Jusqu’à récemment, il y avait un homme en uniforme, haut comme trois
pommes, plus petit que moi encore, c’est vous dire, le sourire accroché
en permanence, qui se pointait chez moi avec une régularité
déconcertante. Je l’appelais «M. Hydro», il m’appelait «Mme Pelletier»,
et on faisait ça vite. C’est pas long, prendre le pouls des lieux. À
vrai dire, ça lui prenait plus de temps d’enlever ses chouclaques, étant
gentleman dans l’âme et Japonais sur les bords, que de faire sa
besogne.
J’ai pensé à M. Hydro en recevant une lettre m’annonçant «
l’installation sans frais d’un compte de nouvelle génération ». On
n’arrête pas le progrès, dit essentiellement le communiqué. D’ailleurs,
peut-être êtes-vous parmi les 750 000 chanceux qui savent déjà qui, du
frigo, du lave-vaisselle ou du four micro-ondes, est le plus énergivore
chez vous ? Les nouveaux compteurs savent des choses que les MM. Hydro
et leurs compteurs à roulette ignoraient. Par exemple, si vous êtes à la
maison ou en vacances, et depuis combien de temps.

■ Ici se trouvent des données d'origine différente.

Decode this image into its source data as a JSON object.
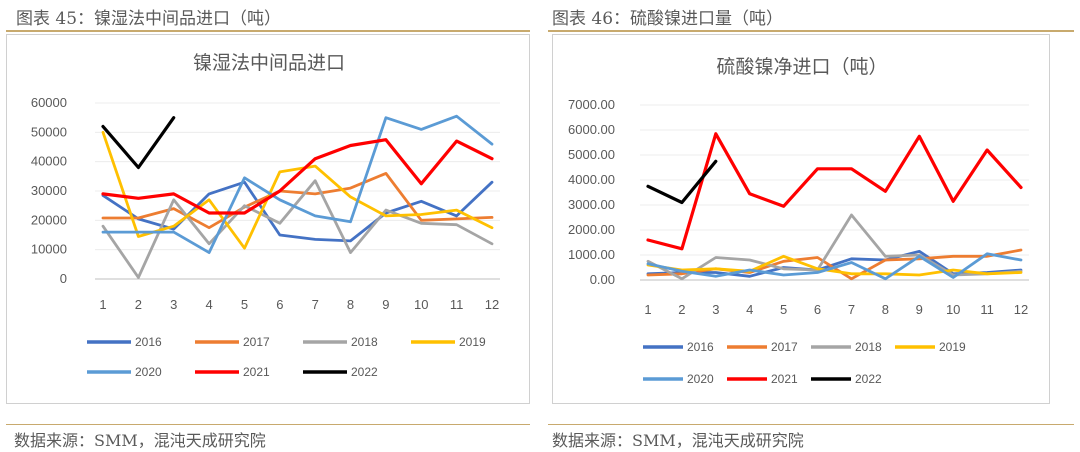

Au nom d’une meilleure qualité de services, Hydro-Québec a décidé de
remplacer tous ses compteurs électromécaniques « désuets » (dites ça à
M. Hydro) par des compteurs qui se lisent à distance. À l’oeuvre depuis
février 2013, opération Compteurs intelligents doit se poursuivre
jusqu’en 2018 et couvrir le Québec tout entier, au coût de 1 milliard.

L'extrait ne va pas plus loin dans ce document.